We’ll use the (wonderful) sentence-transformers library, and I’ll assume you have some training data of the form
data = [['sentence 0', 'very similar to sentence 0'],
['sentence 1', 'very similar to sentence 1'],
...
]
Import necessary libraries:
from numpy.random import permutation, random
from sentence_transformers import SentenceTransformer, SentencesDataset, InputExample
from sentence_transformers import evaluation, losses, util
from torch.utils.data import DataLoader
Our first step will be to process the training data to get it ready for the model. Specifically, we need to assigne a “score” for how similar our sentence pairs are. If you have some human-generated score, this is preferable – if not, we can randomly assign one as shown below. Here I model the scores as a Gaussian distribution about 0.9, with a variance of 0.05.
mean = 0.9
scaling = 20.0
scores = mean + (random(len(data)) - 0.5) / scaling
In the absence of better scoring, this is a reasonable substitute. Reducing the mean or widening the variance will give the model less confidence in the similarity between the language, and may avoid overfitting. Now, let’s build data structures suitable for the trainer, and split the data set into training and evaluation. I first permute the data so that if I do this again, I have a different split of training / evaluation.
fract_train = 0.8
pairs = [InputExample(texts=d, label=scores[ix]) for ix, d in enumerate(data)]

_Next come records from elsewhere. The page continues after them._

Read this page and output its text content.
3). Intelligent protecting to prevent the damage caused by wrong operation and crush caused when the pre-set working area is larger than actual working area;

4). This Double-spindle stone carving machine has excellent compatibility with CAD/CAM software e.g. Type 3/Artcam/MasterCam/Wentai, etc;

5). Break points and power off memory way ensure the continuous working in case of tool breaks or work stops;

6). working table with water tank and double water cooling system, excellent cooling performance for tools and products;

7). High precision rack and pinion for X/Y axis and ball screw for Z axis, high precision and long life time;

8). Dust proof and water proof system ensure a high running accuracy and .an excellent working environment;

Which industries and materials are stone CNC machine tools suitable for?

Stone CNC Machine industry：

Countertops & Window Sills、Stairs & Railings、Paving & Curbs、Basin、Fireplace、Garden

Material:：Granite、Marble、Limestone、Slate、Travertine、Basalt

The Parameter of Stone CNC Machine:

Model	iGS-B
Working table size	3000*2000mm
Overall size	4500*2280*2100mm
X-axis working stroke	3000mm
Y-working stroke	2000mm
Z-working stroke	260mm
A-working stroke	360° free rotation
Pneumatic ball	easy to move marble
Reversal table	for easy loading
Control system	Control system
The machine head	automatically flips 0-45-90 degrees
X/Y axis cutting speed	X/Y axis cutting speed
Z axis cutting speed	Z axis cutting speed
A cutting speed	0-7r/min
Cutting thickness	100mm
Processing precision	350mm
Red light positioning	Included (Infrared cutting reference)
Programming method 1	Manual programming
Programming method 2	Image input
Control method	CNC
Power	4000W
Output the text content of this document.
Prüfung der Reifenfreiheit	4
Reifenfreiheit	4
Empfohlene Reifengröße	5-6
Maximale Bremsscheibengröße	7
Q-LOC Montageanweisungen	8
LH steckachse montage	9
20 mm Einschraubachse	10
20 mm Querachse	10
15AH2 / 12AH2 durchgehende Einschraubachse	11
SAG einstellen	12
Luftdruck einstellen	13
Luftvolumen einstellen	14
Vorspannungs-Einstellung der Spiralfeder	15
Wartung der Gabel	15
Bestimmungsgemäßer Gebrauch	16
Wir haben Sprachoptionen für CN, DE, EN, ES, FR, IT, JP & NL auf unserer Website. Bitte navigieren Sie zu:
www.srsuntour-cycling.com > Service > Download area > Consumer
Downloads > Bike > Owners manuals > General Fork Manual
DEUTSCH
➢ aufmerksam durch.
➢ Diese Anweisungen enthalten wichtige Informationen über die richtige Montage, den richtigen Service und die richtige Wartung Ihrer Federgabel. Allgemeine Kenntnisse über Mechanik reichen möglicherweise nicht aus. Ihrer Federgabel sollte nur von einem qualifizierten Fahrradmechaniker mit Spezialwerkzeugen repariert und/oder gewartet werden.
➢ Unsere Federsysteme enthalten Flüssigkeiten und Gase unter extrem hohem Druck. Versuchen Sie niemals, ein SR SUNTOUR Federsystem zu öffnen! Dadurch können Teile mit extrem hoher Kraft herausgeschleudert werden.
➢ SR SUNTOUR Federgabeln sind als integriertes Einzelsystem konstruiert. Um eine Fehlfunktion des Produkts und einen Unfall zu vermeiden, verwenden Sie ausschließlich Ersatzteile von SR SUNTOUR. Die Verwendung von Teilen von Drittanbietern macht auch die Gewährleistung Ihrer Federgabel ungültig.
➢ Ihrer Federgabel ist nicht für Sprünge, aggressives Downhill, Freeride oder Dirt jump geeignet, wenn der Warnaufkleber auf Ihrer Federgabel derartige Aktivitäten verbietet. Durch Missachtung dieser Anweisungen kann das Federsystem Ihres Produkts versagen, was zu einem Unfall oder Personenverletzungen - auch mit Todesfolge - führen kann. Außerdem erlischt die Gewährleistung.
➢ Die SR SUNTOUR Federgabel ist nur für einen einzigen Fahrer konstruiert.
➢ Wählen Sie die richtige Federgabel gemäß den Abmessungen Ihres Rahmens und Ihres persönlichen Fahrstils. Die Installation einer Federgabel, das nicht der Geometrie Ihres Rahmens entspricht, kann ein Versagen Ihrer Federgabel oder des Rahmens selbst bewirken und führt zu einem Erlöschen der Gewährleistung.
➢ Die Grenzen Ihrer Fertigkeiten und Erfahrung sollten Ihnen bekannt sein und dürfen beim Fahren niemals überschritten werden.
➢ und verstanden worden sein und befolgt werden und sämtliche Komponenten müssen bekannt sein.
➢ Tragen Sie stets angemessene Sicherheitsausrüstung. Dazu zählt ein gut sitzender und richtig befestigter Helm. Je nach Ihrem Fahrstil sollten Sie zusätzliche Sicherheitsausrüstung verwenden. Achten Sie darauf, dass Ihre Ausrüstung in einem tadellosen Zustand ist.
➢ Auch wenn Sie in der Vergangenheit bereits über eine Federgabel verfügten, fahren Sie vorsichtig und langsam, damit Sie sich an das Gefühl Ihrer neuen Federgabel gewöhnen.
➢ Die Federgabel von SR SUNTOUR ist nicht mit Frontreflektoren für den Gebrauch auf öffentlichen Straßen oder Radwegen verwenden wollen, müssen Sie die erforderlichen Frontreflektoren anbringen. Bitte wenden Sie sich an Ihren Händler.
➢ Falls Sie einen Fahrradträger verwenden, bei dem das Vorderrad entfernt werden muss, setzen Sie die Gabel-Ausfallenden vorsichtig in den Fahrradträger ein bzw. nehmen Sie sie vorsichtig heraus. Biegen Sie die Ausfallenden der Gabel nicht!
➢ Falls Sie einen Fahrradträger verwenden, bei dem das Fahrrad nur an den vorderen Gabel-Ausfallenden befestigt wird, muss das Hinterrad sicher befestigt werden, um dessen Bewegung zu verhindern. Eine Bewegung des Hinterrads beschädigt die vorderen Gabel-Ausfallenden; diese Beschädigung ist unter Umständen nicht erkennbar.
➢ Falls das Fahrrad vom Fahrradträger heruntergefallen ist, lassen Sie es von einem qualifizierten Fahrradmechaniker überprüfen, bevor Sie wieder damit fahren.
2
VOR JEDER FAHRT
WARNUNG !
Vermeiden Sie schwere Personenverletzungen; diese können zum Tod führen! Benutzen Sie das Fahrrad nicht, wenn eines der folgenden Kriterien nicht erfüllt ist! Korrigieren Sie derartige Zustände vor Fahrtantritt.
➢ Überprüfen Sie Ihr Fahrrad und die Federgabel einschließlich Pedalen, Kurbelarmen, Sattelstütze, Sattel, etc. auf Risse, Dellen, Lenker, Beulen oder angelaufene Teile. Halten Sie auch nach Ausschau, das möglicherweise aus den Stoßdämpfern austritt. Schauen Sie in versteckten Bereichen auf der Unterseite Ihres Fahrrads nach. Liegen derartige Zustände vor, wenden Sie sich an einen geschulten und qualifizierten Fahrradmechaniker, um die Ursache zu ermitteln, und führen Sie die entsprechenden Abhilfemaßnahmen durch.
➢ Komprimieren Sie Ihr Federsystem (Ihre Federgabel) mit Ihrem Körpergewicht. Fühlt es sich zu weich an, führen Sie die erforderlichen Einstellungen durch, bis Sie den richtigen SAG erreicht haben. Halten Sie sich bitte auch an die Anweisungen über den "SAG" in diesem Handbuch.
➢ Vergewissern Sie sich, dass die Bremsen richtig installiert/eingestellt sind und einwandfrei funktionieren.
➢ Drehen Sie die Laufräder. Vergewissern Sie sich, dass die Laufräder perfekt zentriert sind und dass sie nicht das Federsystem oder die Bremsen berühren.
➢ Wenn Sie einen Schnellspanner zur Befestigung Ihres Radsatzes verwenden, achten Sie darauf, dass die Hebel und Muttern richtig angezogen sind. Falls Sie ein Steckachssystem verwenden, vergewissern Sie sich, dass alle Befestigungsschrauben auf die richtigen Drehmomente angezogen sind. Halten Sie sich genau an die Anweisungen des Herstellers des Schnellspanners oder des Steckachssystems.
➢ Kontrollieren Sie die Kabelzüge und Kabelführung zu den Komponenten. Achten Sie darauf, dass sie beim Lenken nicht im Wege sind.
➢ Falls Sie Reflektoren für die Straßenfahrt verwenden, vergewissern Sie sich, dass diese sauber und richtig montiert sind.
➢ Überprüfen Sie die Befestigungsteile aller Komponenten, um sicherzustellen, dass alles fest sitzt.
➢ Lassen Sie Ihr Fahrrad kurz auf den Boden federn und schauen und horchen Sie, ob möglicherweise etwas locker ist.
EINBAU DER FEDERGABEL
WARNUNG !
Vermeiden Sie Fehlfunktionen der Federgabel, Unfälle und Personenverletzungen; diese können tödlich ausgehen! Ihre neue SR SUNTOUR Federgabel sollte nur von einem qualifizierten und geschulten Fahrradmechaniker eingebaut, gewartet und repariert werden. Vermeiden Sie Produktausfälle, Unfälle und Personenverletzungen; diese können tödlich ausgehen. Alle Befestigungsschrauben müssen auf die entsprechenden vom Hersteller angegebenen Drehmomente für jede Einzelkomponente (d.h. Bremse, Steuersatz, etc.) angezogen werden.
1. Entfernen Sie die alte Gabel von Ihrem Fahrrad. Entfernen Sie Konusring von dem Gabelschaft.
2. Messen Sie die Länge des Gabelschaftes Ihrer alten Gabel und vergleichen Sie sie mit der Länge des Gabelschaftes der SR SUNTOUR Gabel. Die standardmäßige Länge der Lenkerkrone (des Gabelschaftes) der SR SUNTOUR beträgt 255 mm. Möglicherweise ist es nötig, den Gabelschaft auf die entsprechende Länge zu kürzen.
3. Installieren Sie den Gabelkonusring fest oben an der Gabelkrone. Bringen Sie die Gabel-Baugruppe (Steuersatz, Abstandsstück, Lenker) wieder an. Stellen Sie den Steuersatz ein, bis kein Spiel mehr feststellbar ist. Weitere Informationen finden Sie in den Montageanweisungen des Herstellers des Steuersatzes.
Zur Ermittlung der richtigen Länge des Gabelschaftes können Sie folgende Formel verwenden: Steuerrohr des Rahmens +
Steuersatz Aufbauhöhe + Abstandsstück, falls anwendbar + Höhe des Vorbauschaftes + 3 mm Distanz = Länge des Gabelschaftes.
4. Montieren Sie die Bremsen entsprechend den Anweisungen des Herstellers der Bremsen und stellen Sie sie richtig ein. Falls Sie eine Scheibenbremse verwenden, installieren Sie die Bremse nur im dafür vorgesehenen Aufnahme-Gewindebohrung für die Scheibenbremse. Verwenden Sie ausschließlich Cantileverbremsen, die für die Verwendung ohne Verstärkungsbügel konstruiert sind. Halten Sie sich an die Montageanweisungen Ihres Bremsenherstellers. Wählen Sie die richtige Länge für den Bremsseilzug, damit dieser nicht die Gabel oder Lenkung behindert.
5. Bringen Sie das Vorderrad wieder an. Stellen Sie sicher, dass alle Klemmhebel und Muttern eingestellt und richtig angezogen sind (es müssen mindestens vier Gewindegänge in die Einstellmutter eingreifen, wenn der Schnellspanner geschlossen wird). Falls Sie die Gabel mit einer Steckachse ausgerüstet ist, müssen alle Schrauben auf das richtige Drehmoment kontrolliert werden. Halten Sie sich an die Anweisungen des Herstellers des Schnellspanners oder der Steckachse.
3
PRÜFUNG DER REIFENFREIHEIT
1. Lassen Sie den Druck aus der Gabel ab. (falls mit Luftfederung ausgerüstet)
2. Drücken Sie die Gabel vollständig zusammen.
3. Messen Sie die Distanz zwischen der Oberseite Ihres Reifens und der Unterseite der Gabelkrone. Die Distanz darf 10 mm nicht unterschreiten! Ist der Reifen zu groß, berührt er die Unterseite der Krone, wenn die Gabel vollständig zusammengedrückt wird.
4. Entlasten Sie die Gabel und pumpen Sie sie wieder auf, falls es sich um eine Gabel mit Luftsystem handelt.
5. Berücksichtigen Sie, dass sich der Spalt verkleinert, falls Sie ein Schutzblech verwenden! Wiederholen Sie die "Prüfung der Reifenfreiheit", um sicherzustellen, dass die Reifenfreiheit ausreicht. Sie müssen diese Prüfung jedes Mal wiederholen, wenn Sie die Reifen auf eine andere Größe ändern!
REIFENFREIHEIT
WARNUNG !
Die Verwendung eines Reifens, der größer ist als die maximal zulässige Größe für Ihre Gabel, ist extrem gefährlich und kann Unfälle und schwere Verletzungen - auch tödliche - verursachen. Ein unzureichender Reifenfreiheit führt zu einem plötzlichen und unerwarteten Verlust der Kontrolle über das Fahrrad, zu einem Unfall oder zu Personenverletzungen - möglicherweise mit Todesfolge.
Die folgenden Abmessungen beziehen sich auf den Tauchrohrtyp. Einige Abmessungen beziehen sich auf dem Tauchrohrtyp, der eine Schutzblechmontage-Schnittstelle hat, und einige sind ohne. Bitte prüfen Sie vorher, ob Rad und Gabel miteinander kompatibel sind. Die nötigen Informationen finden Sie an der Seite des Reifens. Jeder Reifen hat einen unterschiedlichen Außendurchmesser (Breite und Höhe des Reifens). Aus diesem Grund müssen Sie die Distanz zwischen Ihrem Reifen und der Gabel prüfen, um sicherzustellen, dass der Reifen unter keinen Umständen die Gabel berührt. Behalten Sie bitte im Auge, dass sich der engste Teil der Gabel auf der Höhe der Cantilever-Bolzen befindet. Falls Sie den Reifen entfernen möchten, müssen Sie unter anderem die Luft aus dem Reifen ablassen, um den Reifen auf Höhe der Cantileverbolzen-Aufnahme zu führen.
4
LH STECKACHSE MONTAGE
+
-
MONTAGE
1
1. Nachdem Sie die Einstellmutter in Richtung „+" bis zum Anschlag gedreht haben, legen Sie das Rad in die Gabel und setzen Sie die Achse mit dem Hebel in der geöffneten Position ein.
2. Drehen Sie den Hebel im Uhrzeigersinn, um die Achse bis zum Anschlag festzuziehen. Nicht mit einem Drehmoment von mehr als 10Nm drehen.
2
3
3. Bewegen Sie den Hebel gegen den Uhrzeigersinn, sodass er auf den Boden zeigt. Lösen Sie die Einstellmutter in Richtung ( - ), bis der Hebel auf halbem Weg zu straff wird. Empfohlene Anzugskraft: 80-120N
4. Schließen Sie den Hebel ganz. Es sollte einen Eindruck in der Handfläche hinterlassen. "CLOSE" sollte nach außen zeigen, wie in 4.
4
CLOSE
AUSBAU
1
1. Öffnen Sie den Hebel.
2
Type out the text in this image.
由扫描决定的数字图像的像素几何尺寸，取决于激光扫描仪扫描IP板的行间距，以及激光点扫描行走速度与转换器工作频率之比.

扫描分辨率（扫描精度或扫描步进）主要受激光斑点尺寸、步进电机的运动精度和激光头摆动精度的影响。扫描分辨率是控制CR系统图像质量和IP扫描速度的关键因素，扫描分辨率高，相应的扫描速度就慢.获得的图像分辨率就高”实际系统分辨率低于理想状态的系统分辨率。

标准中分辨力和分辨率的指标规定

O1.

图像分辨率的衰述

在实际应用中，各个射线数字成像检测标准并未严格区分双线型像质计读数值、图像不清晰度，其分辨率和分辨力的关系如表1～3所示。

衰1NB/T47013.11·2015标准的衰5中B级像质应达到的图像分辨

perm = permutation(len(pairs))
num_train_pairs = int(len(pairs) * fract_train)
num_eval_pairs = int(len(pairs) * (1 - fract_train))
train_pairs = [pairs[perm[ix]] for ix in range(num_train_pairs)]
eval_pairs = [pairs[perm[ix]] for ix in range(num_train_pairs, num_train_pairs + num_eval_pairs)]
Now we’re ready to set up our data loader:
train_batch_size = 32
train_dataset = SentencesDataset(train_pairs, model)
train_dataloader = DataLoader(train_dataset, shuffle=True, batch_size=train_batch_size)
Now, we define our model and corresponding loss function.
model = SentenceTransformer('all-MiniLM-L6-v2',
cache_folder='./')
train_loss = losses.MultipleNegativesRankingLoss(model=model,
similarity_fct=util.dot_score,
scale=1)
We’re ready to fit the model:
warmup_steps = 100
num_epochs = 8
model.fit(train_objectives=[(train_dataloader, train_loss)],
epochs=num_epochs,
warmup_steps=warmup_steps,
output_path='./new-model/')